|"It was used as a tool to teach the glories of the proletariat work ethic to school children, along with 'trade is icky, and so are the vegetables at the supermarket.'"|
I saw nothing in the White House puffery about a "proletarian work ethic," whatever that is. (Work on a physical task in front of you, with your own hands, can indeed be satisfying. What exactly is wrong about that?)
Nor about "trade is icky," although, yes, Mrs. O was praising knowing more about what you eat and where it comes from. (The fad for overpaying to be "organic" is self-correcting, like much else, in harder times.)

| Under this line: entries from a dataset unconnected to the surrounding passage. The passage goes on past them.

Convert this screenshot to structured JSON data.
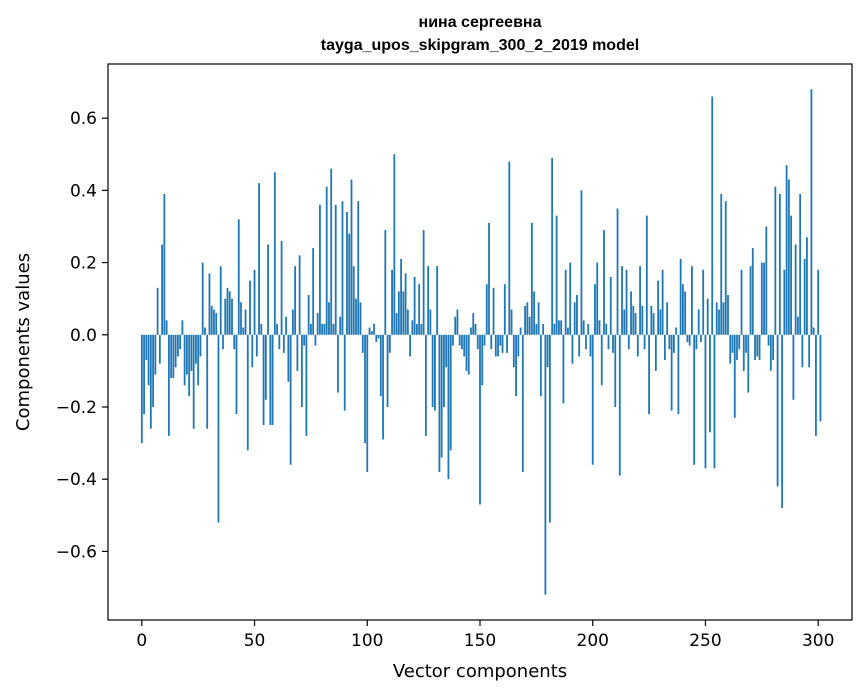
{
  "chart_data": {
    "type": "bar",
    "title_line1": "нина сергеевна",
    "title_line2": "tayga_upos_skipgram_300_2_2019 model",
    "xlabel": "Vector components",
    "ylabel": "Components values",
    "xlim": [
      -15,
      315
    ],
    "ylim": [
      -0.79,
      0.75
    ],
    "xticks": [
      0,
      50,
      100,
      150,
      200,
      250,
      300
    ],
    "xtick_labels": [
      "0",
      "50",
      "100",
      "150",
      "200",
      "250",
      "300"
    ],
    "yticks": [
      -0.6,
      -0.4,
      -0.2,
      0.0,
      0.2,
      0.4,
      0.6
    ],
    "ytick_labels": [
      "−0.6",
      "−0.4",
      "−0.2",
      "0.0",
      "0.2",
      "0.4",
      "0.6"
    ],
    "bar_color": "#1f77b4",
    "grid": false,
    "values": [
      -0.3,
      -0.22,
      -0.07,
      -0.14,
      -0.26,
      -0.2,
      -0.11,
      0.13,
      -0.08,
      0.25,
      0.39,
      0.04,
      -0.28,
      -0.12,
      -0.12,
      -0.09,
      -0.06,
      -0.04,
      0.04,
      -0.14,
      -0.11,
      -0.17,
      -0.1,
      -0.26,
      -0.08,
      -0.14,
      -0.06,
      0.2,
      0.02,
      -0.26,
      0.17,
      0.08,
      0.07,
      0.06,
      -0.52,
      0.19,
      -0.04,
      0.1,
      0.13,
      0.12,
      0.1,
      -0.04,
      -0.22,
      0.32,
      0.09,
      0.02,
      0.07,
      -0.32,
      0.15,
      -0.09,
      0.18,
      -0.06,
      0.42,
      0.03,
      -0.25,
      -0.18,
      0.25,
      -0.25,
      -0.25,
      0.45,
      0.03,
      -0.04,
      0.26,
      -0.05,
      0.05,
      -0.13,
      -0.36,
      0.07,
      0.19,
      -0.1,
      0.22,
      -0.2,
      -0.03,
      -0.28,
      0.11,
      0.03,
      0.24,
      -0.03,
      0.06,
      0.36,
      0.03,
      0.03,
      0.41,
      0.09,
      0.46,
      0.03,
      0.36,
      -0.16,
      0.05,
      0.37,
      -0.21,
      0.34,
      0.28,
      0.43,
      0.19,
      0.1,
      0.37,
      0.09,
      -0.05,
      -0.3,
      -0.38,
      0.02,
      0.01,
      0.03,
      -0.02,
      -0.01,
      -0.17,
      -0.29,
      0.29,
      -0.2,
      -0.05,
      0.18,
      0.5,
      0.06,
      0.12,
      0.21,
      0.12,
      0.17,
      0.07,
      -0.06,
      0.04,
      0.16,
      0.03,
      0.14,
      0.03,
      0.29,
      -0.28,
      0.19,
      0.07,
      -0.2,
      -0.21,
      0.19,
      -0.38,
      -0.34,
      -0.2,
      -0.09,
      -0.4,
      -0.32,
      -0.03,
      0.05,
      0.07,
      -0.03,
      -0.04,
      -0.06,
      -0.1,
      -0.11,
      0.02,
      0.06,
      0.03,
      -0.04,
      -0.47,
      -0.14,
      -0.03,
      0.14,
      0.31,
      -0.04,
      0.13,
      -0.06,
      -0.06,
      -0.03,
      -0.05,
      0.14,
      -0.05,
      0.48,
      0.07,
      -0.09,
      -0.17,
      -0.06,
      0.02,
      -0.38,
      0.08,
      0.09,
      0.05,
      0.31,
      0.12,
      0.03,
      0.09,
      -0.17,
      0.03,
      -0.72,
      -0.09,
      -0.52,
      0.49,
      0.03,
      0.33,
      0.04,
      0.04,
      -0.19,
      0.18,
      0.02,
      0.2,
      -0.08,
      0.09,
      0.11,
      -0.06,
      0.4,
      0.04,
      -0.04,
      0.03,
      -0.06,
      -0.36,
      0.14,
      0.2,
      0.04,
      -0.14,
      0.29,
      0.03,
      -0.04,
      0.16,
      -0.05,
      -0.2,
      0.35,
      -0.39,
      0.19,
      0.07,
      0.18,
      -0.04,
      0.12,
      0.08,
      0.06,
      -0.06,
      0.19,
      0.08,
      -0.04,
      0.33,
      -0.22,
      0.08,
      0.06,
      -0.1,
      0.15,
      0.07,
      0.18,
      -0.07,
      0.09,
      -0.04,
      -0.21,
      -0.05,
      0.02,
      -0.22,
      0.21,
      0.14,
      0.12,
      -0.02,
      -0.03,
      0.19,
      -0.36,
      -0.04,
      0.07,
      -0.02,
      0.18,
      -0.37,
      0.1,
      -0.27,
      0.66,
      -0.37,
      0.09,
      0.07,
      0.39,
      0.09,
      0.37,
      0.11,
      -0.08,
      -0.05,
      -0.23,
      -0.07,
      -0.04,
      0.18,
      -0.1,
      -0.05,
      -0.16,
      0.19,
      0.24,
      -0.07,
      -0.06,
      -0.07,
      0.2,
      0.2,
      0.3,
      -0.03,
      -0.1,
      -0.07,
      0.41,
      -0.42,
      0.39,
      -0.48,
      0.18,
      0.47,
      0.43,
      0.33,
      -0.18,
      0.25,
      0.05,
      0.39,
      -0.09,
      0.21,
      0.27,
      -0.09,
      0.68,
      0.02,
      -0.28,
      0.18,
      -0.24
    ]
  }
}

If that's dangerous or duplicitous, then the Obamas have lots of company, because such gardening is on a pronounced upswing, even in this nascent Depression. Burpee Seeds is doing record business, as are garden-supply centers. If anything, the White House is "leading" something it didn't start, hardly a new phenomenon.

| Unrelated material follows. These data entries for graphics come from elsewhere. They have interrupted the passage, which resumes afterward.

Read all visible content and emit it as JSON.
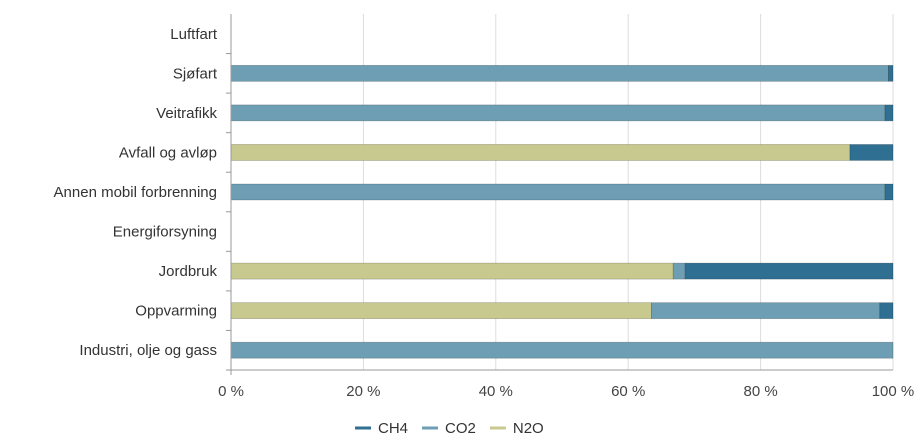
{
  "chart_data": {
    "type": "bar",
    "orientation": "horizontal",
    "stacked": "percent",
    "categories": [
      "Luftfart",
      "Sjøfart",
      "Veitrafikk",
      "Avfall og avløp",
      "Annen mobil forbrenning",
      "Energiforsyning",
      "Jordbruk",
      "Oppvarming",
      "Industri, olje og gass"
    ],
    "series": [
      {
        "name": "N2O",
        "color": "#c8c98e",
        "values": [
          0,
          0,
          0,
          93.5,
          0,
          0,
          66.8,
          63.5,
          0
        ]
      },
      {
        "name": "CO2",
        "color": "#6d9eb3",
        "values": [
          0,
          99.3,
          98.8,
          0,
          98.8,
          0,
          1.8,
          34.5,
          100
        ]
      },
      {
        "name": "CH4",
        "color": "#2e6f92",
        "values": [
          0,
          0.7,
          1.2,
          6.5,
          1.2,
          0,
          31.4,
          2.0,
          0
        ]
      }
    ],
    "xlim": [
      0,
      100
    ],
    "x_ticks": [
      "0 %",
      "20 %",
      "40 %",
      "60 %",
      "80 %",
      "100 %"
    ],
    "grid": true,
    "legend_position": "bottom",
    "legend_order": [
      "CH4",
      "CO2",
      "N2O"
    ]
  }
}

Nothing is directed here at Teresa in particular, or anyone else, but I have to ask:
Doesn't carping about things like this add greatly to the broader perception of Objectivist types as being incessant moralizers? Isn't anything — Peikoff's absurd fulminations in "Fact and Value" notwithstanding — part of the realm of the morally optional?
Let the Obamas have their fresh tomatoes. The Carters had their solar panels. Nixon had his guards costumed as if in an operetta. Kennedy had a swimming pool, since removed. These are small things, really. To allude to an insight of Rand's character Leo, let's talk about their lions of destruction, not their lice.